À ce titre, les libéraux de Justin Trudeau n’ont rien inventé, rappelle Thierry Giasson, directeur du département de science politique à l’Université Laval. Depuis toujours, le dernier budget d’un gouvernement a été pensé en fonction du scrutin à venir, tout comme les décisions difficiles sont prises en début de mandat.

Même avant l’instauration des élections à date fixe, les derniers mois d’un règne étaient consacrés à des annonces destinées à charmer les électeurs.
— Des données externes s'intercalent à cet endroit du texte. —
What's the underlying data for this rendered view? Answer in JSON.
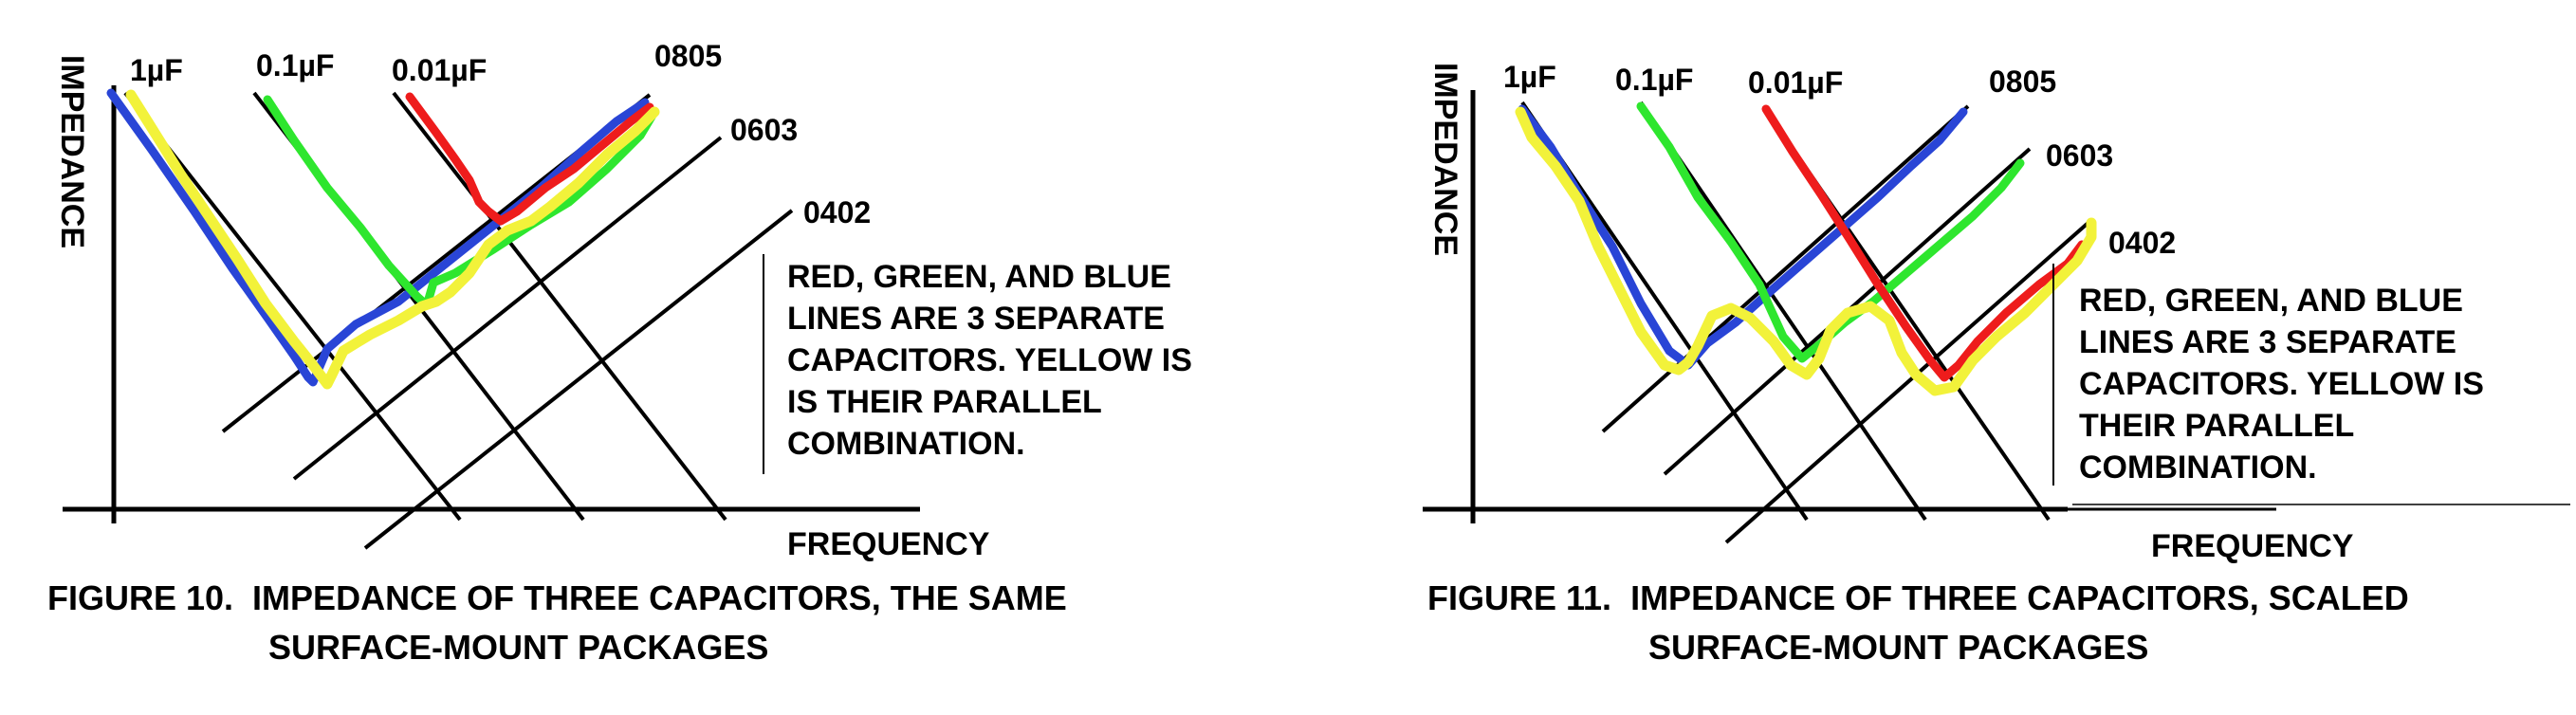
{
  "colors": {
    "background": "#ffffff",
    "ink": "#000000",
    "blue": "#2945d6",
    "green": "#2ee62e",
    "red": "#ee1c1c",
    "yellow": "#f2f23a"
  },
  "figures": [
    {
      "id": "figure-10",
      "y_axis_label": "IMPEDANCE",
      "x_axis_label": "FREQUENCY",
      "capacitor_labels": [
        "1µF",
        "0.1µF",
        "0.01µF"
      ],
      "package_labels": [
        "0805",
        "0603",
        "0402"
      ],
      "note_lines": [
        "RED, GREEN, AND BLUE",
        "LINES ARE 3 SEPARATE",
        "CAPACITORS. YELLOW IS",
        "IS THEIR PARALLEL",
        "COMBINATION."
      ],
      "caption_line1": "FIGURE 10.  IMPEDANCE OF THREE CAPACITORS, THE SAME",
      "caption_line2": "SURFACE-MOUNT PACKAGES"
    },
    {
      "id": "figure-11",
      "y_axis_label": "IMPEDANCE",
      "x_axis_label": "FREQUENCY",
      "capacitor_labels": [
        "1µF",
        "0.1µF",
        "0.01µF"
      ],
      "package_labels": [
        "0805",
        "0603",
        "0402"
      ],
      "note_lines": [
        "RED, GREEN, AND BLUE",
        "LINES ARE 3 SEPARATE",
        "CAPACITORS. YELLOW IS",
        "THEIR PARALLEL",
        "COMBINATION."
      ],
      "caption_line1": "FIGURE 11.  IMPEDANCE OF THREE CAPACITORS, SCALED",
      "caption_line2": "SURFACE-MOUNT PACKAGES"
    }
  ]
}
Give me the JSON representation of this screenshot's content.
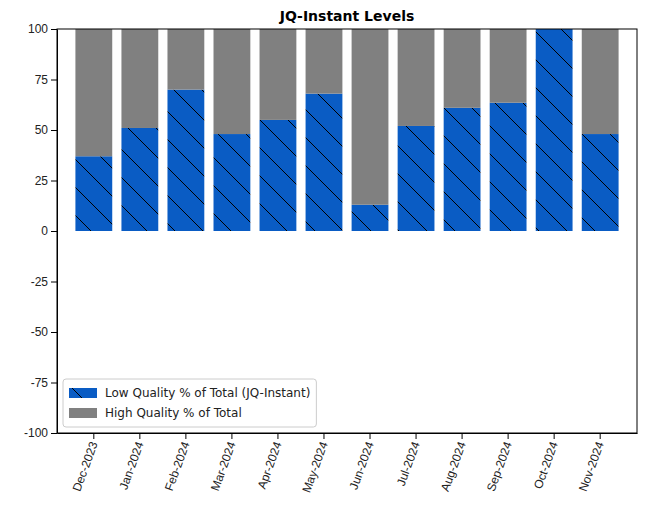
{
  "chart_data": {
    "type": "bar",
    "title": "JQ-Instant Levels",
    "categories": [
      "Dec-2023",
      "Jan-2024",
      "Feb-2024",
      "Mar-2024",
      "Apr-2024",
      "May-2024",
      "Jun-2024",
      "Jul-2024",
      "Aug-2024",
      "Sep-2024",
      "Oct-2024",
      "Nov-2024"
    ],
    "series": [
      {
        "name": "Low Quality % of Total (JQ-Instant)",
        "color": "#0a5cc4",
        "values": [
          37,
          51,
          70,
          48,
          55,
          68,
          13,
          52,
          61,
          63.5,
          100,
          48
        ]
      },
      {
        "name": "High Quality % of Total",
        "color": "#808080",
        "values": [
          63,
          49,
          30,
          52,
          45,
          32,
          87,
          48,
          39,
          36.5,
          0,
          52
        ]
      }
    ],
    "ylim": [
      -100,
      100
    ],
    "yticks": [
      -100,
      -75,
      -50,
      -25,
      0,
      25,
      50,
      75,
      100
    ],
    "stacked": true,
    "grid": false,
    "legend": "lower left"
  }
}
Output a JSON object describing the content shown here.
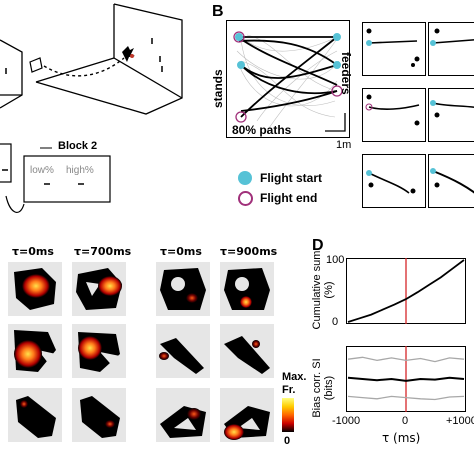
{
  "panel_letters": {
    "b": "B",
    "d": "D"
  },
  "panel_a": {
    "block2_label": "Block 2",
    "low_label": "low%",
    "high_label": "high%"
  },
  "panel_b": {
    "stands_label": "stands",
    "feeders_label": "feeders",
    "paths_label": "80% paths",
    "scale_label": "1m",
    "legend": [
      {
        "label": "Flight start",
        "color": "#56c2d6"
      },
      {
        "label": "Flight end",
        "color": "#a0307a"
      }
    ]
  },
  "panel_c": {
    "col_headers": [
      "τ=0ms",
      "τ=700ms",
      "τ=0ms",
      "τ=900ms"
    ],
    "colorbar": {
      "max_label": "Max.",
      "unit_label": "Fr.",
      "min_label": "0"
    }
  },
  "chart_data": [
    {
      "type": "line",
      "ylabel": "Cumulative sum (%)",
      "yticks": [
        "100",
        "0"
      ],
      "ylim": [
        0,
        100
      ],
      "xlim": [
        -1000,
        1000
      ],
      "marker_x": 0,
      "series": [
        {
          "x": [
            -1000,
            -800,
            -600,
            -400,
            -200,
            0,
            200,
            400,
            600,
            800,
            1000
          ],
          "values": [
            0,
            6,
            12,
            20,
            28,
            37,
            48,
            60,
            72,
            86,
            100
          ]
        }
      ]
    },
    {
      "type": "line",
      "ylabel": "Bias corr. SI (bits)",
      "xlabel": "τ (ms)",
      "xticks": [
        "-1000",
        "0",
        "+1000"
      ],
      "xlim": [
        -1000,
        1000
      ],
      "ylim": [
        0,
        1
      ],
      "marker_x": 0,
      "series": [
        {
          "x": [
            -1000,
            -750,
            -500,
            -250,
            0,
            250,
            500,
            750,
            1000
          ],
          "values": [
            0.82,
            0.85,
            0.8,
            0.84,
            0.8,
            0.83,
            0.78,
            0.84,
            0.82
          ]
        },
        {
          "x": [
            -1000,
            -750,
            -500,
            -250,
            0,
            250,
            500,
            750,
            1000
          ],
          "values": [
            0.52,
            0.5,
            0.48,
            0.5,
            0.47,
            0.5,
            0.49,
            0.52,
            0.5
          ]
        },
        {
          "x": [
            -1000,
            -750,
            -500,
            -250,
            0,
            250,
            500,
            750,
            1000
          ],
          "values": [
            0.22,
            0.2,
            0.18,
            0.22,
            0.2,
            0.18,
            0.17,
            0.21,
            0.22
          ]
        }
      ]
    }
  ]
}
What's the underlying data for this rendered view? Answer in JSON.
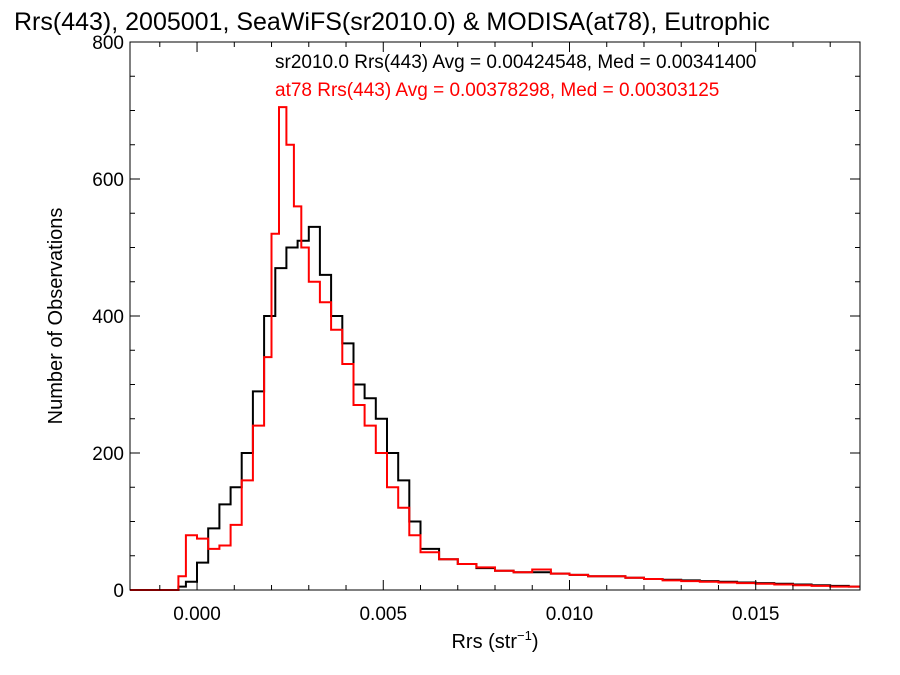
{
  "chart_data": {
    "type": "line",
    "title": "Rrs(443), 2005001, SeaWiFS(sr2010.0) & MODISA(at78), Eutrophic",
    "xlabel": "Rrs (str",
    "xlabel_sup": "−1",
    "xlabel_close": ")",
    "ylabel": "Number of Observations",
    "xlim": [
      -0.0018,
      0.0178
    ],
    "ylim": [
      0,
      800
    ],
    "xticks": [
      0.0,
      0.005,
      0.01,
      0.015
    ],
    "xtick_labels": [
      "0.000",
      "0.005",
      "0.010",
      "0.015"
    ],
    "yticks": [
      0,
      200,
      400,
      600,
      800
    ],
    "ytick_labels": [
      "0",
      "200",
      "400",
      "600",
      "800"
    ],
    "grid": false,
    "annotations": [
      "sr2010.0 Rrs(443) Avg = 0.00424548, Med = 0.00341400",
      "at78 Rrs(443) Avg = 0.00378298, Med = 0.00303125"
    ],
    "series": [
      {
        "label": "sr2010.0",
        "color": "#000000",
        "style": "step",
        "x": [
          -0.0018,
          -0.0008,
          -0.0005,
          -0.0003,
          0.0,
          0.0003,
          0.0006,
          0.0009,
          0.0012,
          0.0015,
          0.0018,
          0.0021,
          0.0024,
          0.0027,
          0.003,
          0.0033,
          0.0036,
          0.0039,
          0.0042,
          0.0045,
          0.0048,
          0.0051,
          0.0054,
          0.0057,
          0.006,
          0.0065,
          0.007,
          0.0075,
          0.008,
          0.0085,
          0.009,
          0.0095,
          0.01,
          0.0105,
          0.011,
          0.0115,
          0.012,
          0.0125,
          0.013,
          0.0135,
          0.014,
          0.0145,
          0.015,
          0.0155,
          0.016,
          0.0165,
          0.017,
          0.0175,
          0.0178
        ],
        "values": [
          0,
          0,
          5,
          12,
          40,
          90,
          125,
          150,
          200,
          290,
          400,
          470,
          500,
          510,
          530,
          460,
          400,
          360,
          300,
          280,
          250,
          200,
          160,
          100,
          60,
          45,
          38,
          32,
          28,
          26,
          26,
          24,
          22,
          20,
          20,
          18,
          16,
          15,
          14,
          13,
          12,
          11,
          10,
          9,
          8,
          7,
          6,
          5,
          5
        ]
      },
      {
        "label": "at78",
        "color": "#ff0000",
        "style": "step",
        "x": [
          -0.0018,
          -0.0008,
          -0.0005,
          -0.0003,
          0.0,
          0.0003,
          0.0006,
          0.0009,
          0.0012,
          0.0015,
          0.0018,
          0.002,
          0.0022,
          0.0024,
          0.0026,
          0.0028,
          0.003,
          0.0033,
          0.0036,
          0.0039,
          0.0042,
          0.0045,
          0.0048,
          0.0051,
          0.0054,
          0.0057,
          0.006,
          0.0065,
          0.007,
          0.0075,
          0.008,
          0.0085,
          0.009,
          0.0095,
          0.01,
          0.0105,
          0.011,
          0.0115,
          0.012,
          0.0125,
          0.013,
          0.0135,
          0.014,
          0.0145,
          0.015,
          0.0155,
          0.016,
          0.0165,
          0.017,
          0.0175,
          0.0178
        ],
        "values": [
          0,
          0,
          20,
          80,
          75,
          60,
          65,
          95,
          160,
          240,
          340,
          520,
          705,
          650,
          560,
          500,
          450,
          420,
          380,
          330,
          270,
          240,
          200,
          150,
          120,
          80,
          55,
          45,
          38,
          33,
          28,
          26,
          30,
          24,
          22,
          20,
          20,
          18,
          16,
          14,
          13,
          12,
          11,
          10,
          9,
          8,
          7,
          6,
          5,
          5,
          5
        ]
      }
    ]
  }
}
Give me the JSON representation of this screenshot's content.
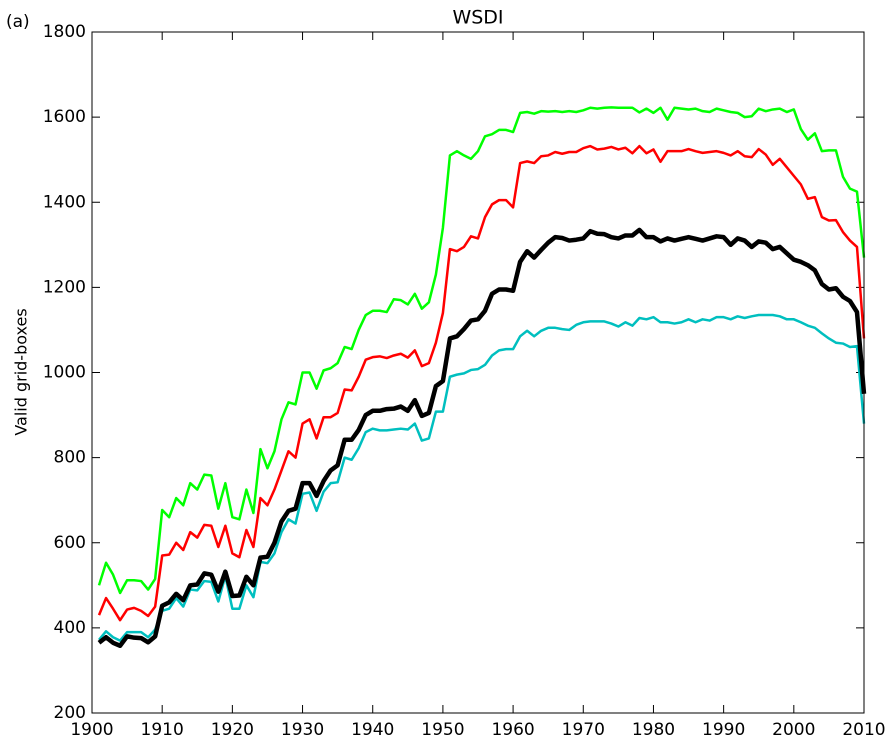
{
  "chart_data": {
    "type": "line",
    "title": "WSDI",
    "panel_label": "(a)",
    "y_label": "Valid grid-boxes",
    "x": [
      1901,
      1902,
      1903,
      1904,
      1905,
      1906,
      1907,
      1908,
      1909,
      1910,
      1911,
      1912,
      1913,
      1914,
      1915,
      1916,
      1917,
      1918,
      1919,
      1920,
      1921,
      1922,
      1923,
      1924,
      1925,
      1926,
      1927,
      1928,
      1929,
      1930,
      1931,
      1932,
      1933,
      1934,
      1935,
      1936,
      1937,
      1938,
      1939,
      1940,
      1941,
      1942,
      1943,
      1944,
      1945,
      1946,
      1947,
      1948,
      1949,
      1950,
      1951,
      1952,
      1953,
      1954,
      1955,
      1956,
      1957,
      1958,
      1959,
      1960,
      1961,
      1962,
      1963,
      1964,
      1965,
      1966,
      1967,
      1968,
      1969,
      1970,
      1971,
      1972,
      1973,
      1974,
      1975,
      1976,
      1977,
      1978,
      1979,
      1980,
      1981,
      1982,
      1983,
      1984,
      1985,
      1986,
      1987,
      1988,
      1989,
      1990,
      1991,
      1992,
      1993,
      1994,
      1995,
      1996,
      1997,
      1998,
      1999,
      2000,
      2001,
      2002,
      2003,
      2004,
      2005,
      2006,
      2007,
      2008,
      2009,
      2010
    ],
    "series": [
      {
        "color": "#00ff00",
        "linewidth": 2.5,
        "values": [
          500,
          553,
          525,
          482,
          512,
          512,
          510,
          490,
          515,
          677,
          660,
          705,
          688,
          740,
          725,
          760,
          758,
          680,
          740,
          660,
          655,
          725,
          670,
          820,
          775,
          815,
          890,
          930,
          925,
          1000,
          1000,
          962,
          1005,
          1010,
          1022,
          1060,
          1055,
          1100,
          1135,
          1145,
          1145,
          1142,
          1172,
          1170,
          1160,
          1185,
          1150,
          1165,
          1230,
          1340,
          1510,
          1520,
          1510,
          1502,
          1520,
          1555,
          1560,
          1570,
          1570,
          1565,
          1610,
          1612,
          1608,
          1614,
          1613,
          1614,
          1612,
          1614,
          1612,
          1616,
          1622,
          1620,
          1622,
          1623,
          1622,
          1622,
          1622,
          1611,
          1620,
          1610,
          1622,
          1594,
          1622,
          1620,
          1618,
          1620,
          1614,
          1612,
          1620,
          1616,
          1612,
          1610,
          1600,
          1602,
          1620,
          1614,
          1618,
          1620,
          1612,
          1618,
          1572,
          1547,
          1562,
          1520,
          1522,
          1522,
          1460,
          1432,
          1425,
          1270
        ]
      },
      {
        "color": "#ff0000",
        "linewidth": 2.5,
        "values": [
          430,
          470,
          445,
          418,
          443,
          447,
          440,
          428,
          450,
          570,
          572,
          600,
          583,
          625,
          612,
          642,
          640,
          590,
          640,
          575,
          566,
          630,
          590,
          705,
          688,
          725,
          770,
          815,
          800,
          880,
          890,
          845,
          895,
          895,
          905,
          960,
          958,
          990,
          1030,
          1036,
          1038,
          1034,
          1040,
          1044,
          1035,
          1052,
          1015,
          1022,
          1070,
          1140,
          1290,
          1285,
          1295,
          1320,
          1315,
          1365,
          1395,
          1405,
          1405,
          1388,
          1492,
          1496,
          1492,
          1508,
          1510,
          1518,
          1514,
          1518,
          1518,
          1527,
          1532,
          1524,
          1526,
          1530,
          1524,
          1528,
          1515,
          1532,
          1515,
          1524,
          1495,
          1520,
          1520,
          1520,
          1525,
          1520,
          1516,
          1518,
          1520,
          1516,
          1510,
          1520,
          1508,
          1506,
          1525,
          1512,
          1488,
          1502,
          1482,
          1462,
          1442,
          1408,
          1412,
          1365,
          1357,
          1358,
          1330,
          1310,
          1295,
          1080
        ]
      },
      {
        "color": "#00bfbf",
        "linewidth": 2.5,
        "values": [
          372,
          392,
          378,
          370,
          390,
          390,
          390,
          378,
          396,
          440,
          445,
          470,
          450,
          490,
          488,
          510,
          508,
          462,
          522,
          445,
          445,
          500,
          472,
          555,
          552,
          575,
          625,
          655,
          645,
          715,
          718,
          675,
          720,
          740,
          742,
          800,
          795,
          822,
          860,
          868,
          864,
          864,
          866,
          868,
          866,
          880,
          840,
          845,
          908,
          908,
          990,
          995,
          998,
          1006,
          1008,
          1018,
          1040,
          1052,
          1055,
          1055,
          1085,
          1098,
          1085,
          1098,
          1105,
          1105,
          1102,
          1100,
          1112,
          1118,
          1120,
          1120,
          1120,
          1115,
          1108,
          1118,
          1110,
          1128,
          1125,
          1130,
          1118,
          1118,
          1115,
          1118,
          1125,
          1118,
          1125,
          1122,
          1130,
          1130,
          1125,
          1132,
          1128,
          1132,
          1135,
          1135,
          1135,
          1132,
          1125,
          1125,
          1118,
          1110,
          1105,
          1092,
          1080,
          1070,
          1068,
          1060,
          1062,
          880
        ]
      },
      {
        "color": "#000000",
        "linewidth": 4.5,
        "values": [
          365,
          378,
          365,
          358,
          380,
          377,
          376,
          366,
          380,
          452,
          460,
          480,
          465,
          500,
          502,
          528,
          525,
          485,
          532,
          475,
          476,
          520,
          500,
          565,
          567,
          600,
          650,
          675,
          680,
          740,
          740,
          710,
          745,
          770,
          782,
          842,
          842,
          865,
          900,
          910,
          910,
          914,
          915,
          920,
          910,
          935,
          898,
          905,
          968,
          980,
          1080,
          1085,
          1102,
          1122,
          1125,
          1145,
          1185,
          1195,
          1195,
          1192,
          1260,
          1285,
          1270,
          1288,
          1305,
          1318,
          1316,
          1310,
          1312,
          1315,
          1332,
          1326,
          1325,
          1318,
          1315,
          1322,
          1322,
          1335,
          1318,
          1318,
          1308,
          1315,
          1310,
          1314,
          1318,
          1314,
          1310,
          1315,
          1320,
          1318,
          1300,
          1315,
          1310,
          1295,
          1308,
          1305,
          1290,
          1295,
          1280,
          1265,
          1260,
          1252,
          1240,
          1208,
          1195,
          1198,
          1178,
          1168,
          1142,
          950
        ]
      }
    ],
    "xlim": [
      1900,
      2010
    ],
    "xticks": [
      1900,
      1910,
      1920,
      1930,
      1940,
      1950,
      1960,
      1970,
      1980,
      1990,
      2000,
      2010
    ],
    "ylim": [
      200,
      1800
    ],
    "yticks": [
      200,
      400,
      600,
      800,
      1000,
      1200,
      1400,
      1600,
      1800
    ]
  }
}
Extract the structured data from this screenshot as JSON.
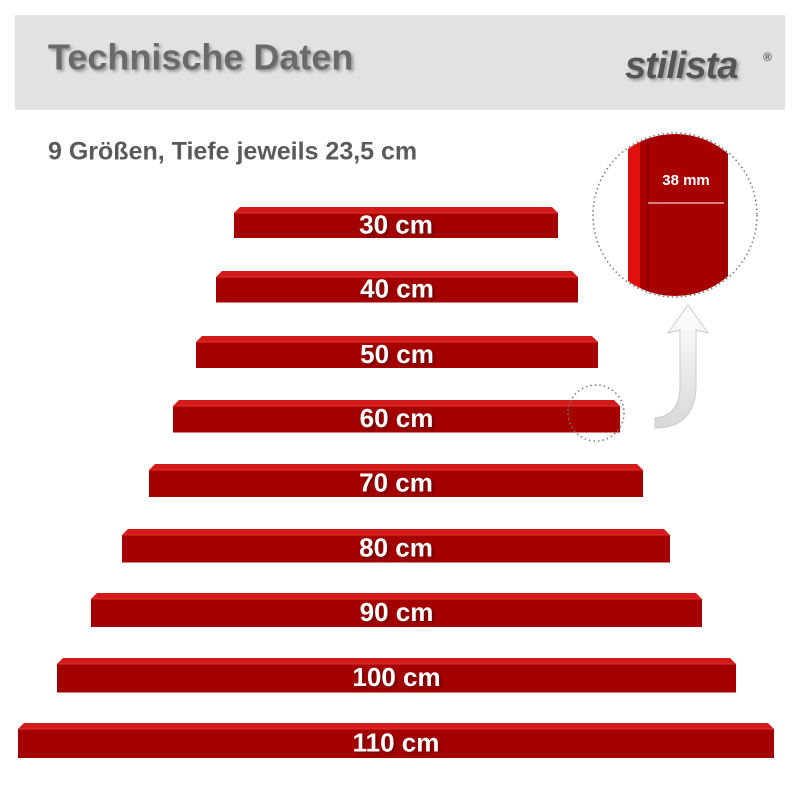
{
  "header": {
    "title": "Technische Daten",
    "logo": "stilista",
    "logo_mark": "®"
  },
  "subtitle": "9 Größen, Tiefe jeweils 23,5 cm",
  "shelves": [
    {
      "label": "30 cm"
    },
    {
      "label": "40 cm"
    },
    {
      "label": "50 cm"
    },
    {
      "label": "60 cm"
    },
    {
      "label": "70 cm"
    },
    {
      "label": "80 cm"
    },
    {
      "label": "90 cm"
    },
    {
      "label": "100 cm"
    },
    {
      "label": "110 cm"
    }
  ],
  "detail": {
    "label": "38 mm"
  }
}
N’empêche, aux yeux du politologue, l’ampleur des promesses formulées au cours des dernières semaines par les troupes de Justin Trudeau est « préoccupante ». À plus forte raison, précise-t-il, c’est ce gouvernement qui a lui-même modifié la Loi électorale, reconnaissant ainsi la nécessité d’établir une période pendant laquelle les dépenses partisanes seraient limitées.

Or, « des annonces à hauteur de 13 milliards de dollars quelques semaines avant les élections, c’est problématique », insiste M. Giasson.

« Une campagne électorale, c’est une campagne de communication, dit-il. [Avec ces annonces], on est complètement dans la communication électorale. Ça peut être balisé. Ça doit l’être », dit-il.

Pour André Lamoureux, chargé de cours au département de science politique de l’UQAM, la modification apportée à la Loi électorale est ni plus ni moins qu’« un trompe-l’œil, une mascarade ».

« C’est un jeu inégal, résume-t-il. Le gouvernement dépense à fond de train, alors que les partis de l’opposition ne peuvent pas le faire. »

— André Lamoureux

À ses yeux, le gouvernement Trudeau est tombé dans « le piège » des élections à date fixe et reproduit « le modèle américain », dans lequel le parti au pouvoir est en mode électoral des mois, voire des années à l’avance.

Un nouveau balisage des dépenses préélectorales pourrait, selon Thierry Giasson, viser une période plus longue avant la campagne, sinon carrément limiter la teneur des promesses.

Plainte

Le Parti conservateur, par l’entremise du député Peter Kent, a envoyé une lettre au Commissaire aux élections fédérales, dont le rôle est de veiller à l’observation de la Loi électorale.

Dans la missive, M. Kent accuse le gouvernement Trudeau de « mener une campagne partisane aux frais des contribuables » et de « [déguiser] des narratifs de campagne en discours et communiqués de presse gouvernementaux officiels ». Il déplore notamment que des candidats non élus aient assisté à certaines annonces, violant, selon lui, la Loi électorale.

Le Parti libéral n’a pas donné suite à notre demande d’entrevue à ce sujet, hier.